Ancillary Issues Ruled Out of Scope
Throughout the proceedings, Horn attempted to introduce several related grievances, which the ALJ consistently ruled were outside the narrow scope of his single-issue petition. These included:
• Allegations of discrimination, claiming pickleball members were included in vendor discussions while tennis club members were excluded.
• Concerns about the HOA’s method of communication, arguing that “eblasts” are inappropriate for a senior community and that mail or hand delivery should be used.
• Disagreement with the soundness of the board’s decision itself.
Respondent’s Position and Defense (Sun Lakes HOA)
Defense of the July 6 Meeting
The HOA, through its counsel Emily Mann and witness Kelly Haynes, argued that the notice for the July 6 meeting was fully compliant with the statute. The term “upgrade and repair” was deemed sufficient to encompass the conversion. They presented the petitioner’s own attendance at the meeting as prime evidence that the notice was effective in informing members that tennis courts would be a topic of discussion.
Affirmative Defense of “Cure”
The HOA’s primary defense was that, even assuming a procedural flaw in the first meeting’s notice, the error was “unequivocally cured” by the November 9, 2021, meeting. The notice for that meeting was explicit: Motion #3 – Clarification of Motion 3 of the July 6, 2021 Board Meeting – Conversion of Court 1 to four Permanent Pickleball Courts. The petitioner attended, members were given the opportunity to speak, and the board voted again, removing any ambiguity.
Characterization of Petitioner’s Motive
Respondent’s counsel portrayed the petition as being driven by dissatisfaction with the board’s decision rather than a genuine concern for procedural integrity. It was noted that the association had spent thousands of dollars defending the petition and had twice offered to pay Horn $500—the maximum penalty available—to resolve the matter, both of which he rejected.
• Key Quote: In her opening statement, counsel stated: “This hearing today is about Mr. Horn seeking revenge against the association for the tennis court conversion. He couldn’t stop the conversion from taking place. So punishing the association by filing a meritless petition was the next best thing.”
Final Decision and Rationale
In the final decision dated August 22, 2022, ALJ Velva Moses-Thompson dismissed the petition. The ruling was based on a two-part conclusion that fully supported the respondent’s position.
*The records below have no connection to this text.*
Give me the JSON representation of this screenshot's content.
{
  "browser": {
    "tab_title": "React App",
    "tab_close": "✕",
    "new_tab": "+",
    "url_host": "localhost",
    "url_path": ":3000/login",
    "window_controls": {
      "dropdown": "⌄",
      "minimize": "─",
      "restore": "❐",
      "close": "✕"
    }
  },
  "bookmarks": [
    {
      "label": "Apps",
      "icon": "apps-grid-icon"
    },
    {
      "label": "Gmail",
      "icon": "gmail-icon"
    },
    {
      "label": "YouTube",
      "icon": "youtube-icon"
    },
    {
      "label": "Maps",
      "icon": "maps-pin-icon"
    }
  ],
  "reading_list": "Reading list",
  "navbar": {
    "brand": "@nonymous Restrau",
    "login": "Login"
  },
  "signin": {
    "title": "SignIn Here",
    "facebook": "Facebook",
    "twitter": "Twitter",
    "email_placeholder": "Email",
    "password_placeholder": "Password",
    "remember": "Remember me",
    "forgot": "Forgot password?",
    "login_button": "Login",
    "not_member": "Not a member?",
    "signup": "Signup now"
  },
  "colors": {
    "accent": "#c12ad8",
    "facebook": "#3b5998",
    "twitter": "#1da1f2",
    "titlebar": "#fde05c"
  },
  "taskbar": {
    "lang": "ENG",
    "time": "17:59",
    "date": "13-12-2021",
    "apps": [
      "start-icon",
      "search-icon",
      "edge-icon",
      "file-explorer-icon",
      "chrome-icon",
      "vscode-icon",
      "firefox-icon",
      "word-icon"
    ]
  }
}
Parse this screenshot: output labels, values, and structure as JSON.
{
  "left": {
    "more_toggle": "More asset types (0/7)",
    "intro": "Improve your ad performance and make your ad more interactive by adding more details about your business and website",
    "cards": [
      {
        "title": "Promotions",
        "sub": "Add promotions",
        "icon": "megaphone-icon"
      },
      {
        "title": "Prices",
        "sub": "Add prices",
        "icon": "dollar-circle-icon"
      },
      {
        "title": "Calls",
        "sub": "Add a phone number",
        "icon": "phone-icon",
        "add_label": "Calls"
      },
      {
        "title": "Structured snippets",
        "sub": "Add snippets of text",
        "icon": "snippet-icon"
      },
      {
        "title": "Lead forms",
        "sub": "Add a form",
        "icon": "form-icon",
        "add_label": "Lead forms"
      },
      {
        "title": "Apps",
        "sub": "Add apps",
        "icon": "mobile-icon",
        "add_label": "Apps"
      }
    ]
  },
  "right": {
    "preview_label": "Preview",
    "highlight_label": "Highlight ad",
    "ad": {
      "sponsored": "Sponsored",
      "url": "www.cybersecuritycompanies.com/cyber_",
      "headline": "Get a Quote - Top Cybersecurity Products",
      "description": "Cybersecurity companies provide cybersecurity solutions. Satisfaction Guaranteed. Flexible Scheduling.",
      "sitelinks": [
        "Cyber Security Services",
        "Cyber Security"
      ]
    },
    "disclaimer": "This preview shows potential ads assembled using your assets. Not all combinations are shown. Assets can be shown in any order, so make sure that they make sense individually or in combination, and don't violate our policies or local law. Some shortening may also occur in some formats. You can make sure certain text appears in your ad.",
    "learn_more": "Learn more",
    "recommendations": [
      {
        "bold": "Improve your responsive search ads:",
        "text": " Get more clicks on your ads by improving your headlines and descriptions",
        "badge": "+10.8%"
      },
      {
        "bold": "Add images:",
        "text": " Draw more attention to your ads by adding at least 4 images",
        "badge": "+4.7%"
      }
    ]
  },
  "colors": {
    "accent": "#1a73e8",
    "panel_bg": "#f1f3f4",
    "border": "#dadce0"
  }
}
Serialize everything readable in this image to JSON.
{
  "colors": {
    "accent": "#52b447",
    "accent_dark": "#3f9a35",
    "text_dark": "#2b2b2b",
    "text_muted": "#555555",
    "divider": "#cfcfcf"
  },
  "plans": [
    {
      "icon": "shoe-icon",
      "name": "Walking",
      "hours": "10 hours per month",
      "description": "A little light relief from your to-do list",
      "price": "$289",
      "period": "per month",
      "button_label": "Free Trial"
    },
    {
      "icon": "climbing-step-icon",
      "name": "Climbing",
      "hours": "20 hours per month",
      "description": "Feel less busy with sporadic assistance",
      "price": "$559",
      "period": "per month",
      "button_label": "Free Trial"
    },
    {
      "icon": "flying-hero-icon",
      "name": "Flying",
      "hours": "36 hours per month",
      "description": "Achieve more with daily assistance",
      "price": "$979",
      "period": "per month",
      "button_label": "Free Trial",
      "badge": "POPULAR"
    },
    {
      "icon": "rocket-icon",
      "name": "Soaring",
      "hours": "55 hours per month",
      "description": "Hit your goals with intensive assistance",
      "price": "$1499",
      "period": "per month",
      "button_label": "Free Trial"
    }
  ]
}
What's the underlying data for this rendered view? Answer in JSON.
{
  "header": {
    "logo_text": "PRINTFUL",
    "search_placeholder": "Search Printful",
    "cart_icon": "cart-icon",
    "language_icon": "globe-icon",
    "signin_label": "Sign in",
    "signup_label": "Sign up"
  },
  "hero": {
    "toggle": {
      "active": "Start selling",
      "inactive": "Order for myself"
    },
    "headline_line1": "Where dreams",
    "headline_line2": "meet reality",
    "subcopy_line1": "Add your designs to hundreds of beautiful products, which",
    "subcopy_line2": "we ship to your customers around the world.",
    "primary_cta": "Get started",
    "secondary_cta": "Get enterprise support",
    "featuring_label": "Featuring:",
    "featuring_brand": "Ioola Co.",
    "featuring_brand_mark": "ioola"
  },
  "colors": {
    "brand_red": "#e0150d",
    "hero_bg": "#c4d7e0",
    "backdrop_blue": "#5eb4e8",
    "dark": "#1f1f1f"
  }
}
1. The July 6 Notice Was Sufficient: The ALJ concluded that the “preponderance of the evidence” showed the notice provided the “information that was reasonably necessary.” The decision explicitly states: “Sun Lakes was not required to specify the method of upgrade: a conversion to pickleball courts.”
2. The Violation, If Any, Was Cured: The decision further established that, even if the first notice had been deficient, the HOA rectified the situation. “Even if Sun Lakes had violated A.R.S. § 33-1804(F) with respect to the July 6, 2021, Sun Lakes cured the violation when it provided timely notice that the tennis court conversion would be discussed and voted on at the November 9, 2021 board meeting.”
Based on these findings, the order was issued: “IT IS ORDERED that Petitioner Anthony T. Horn’s petition against Sun Lakes Homeowners Association #1, Inc., is dismissed.”
Study Guide – 22F-H2221017-REL-RHG
Study Guide: Horn v. Sun Lakes Homeowners Association #1, Inc.
This guide provides a detailed review of the administrative case between Petitioner Anthony T. Horn and Respondent Sun Lakes Homeowners Association #1, Inc. It includes a quiz to test comprehension, essay questions for deeper analysis, and a glossary of key terms found within the case documents.
Short-Answer Quiz
Answer the following questions in 2-3 sentences each, based solely on the provided source documents.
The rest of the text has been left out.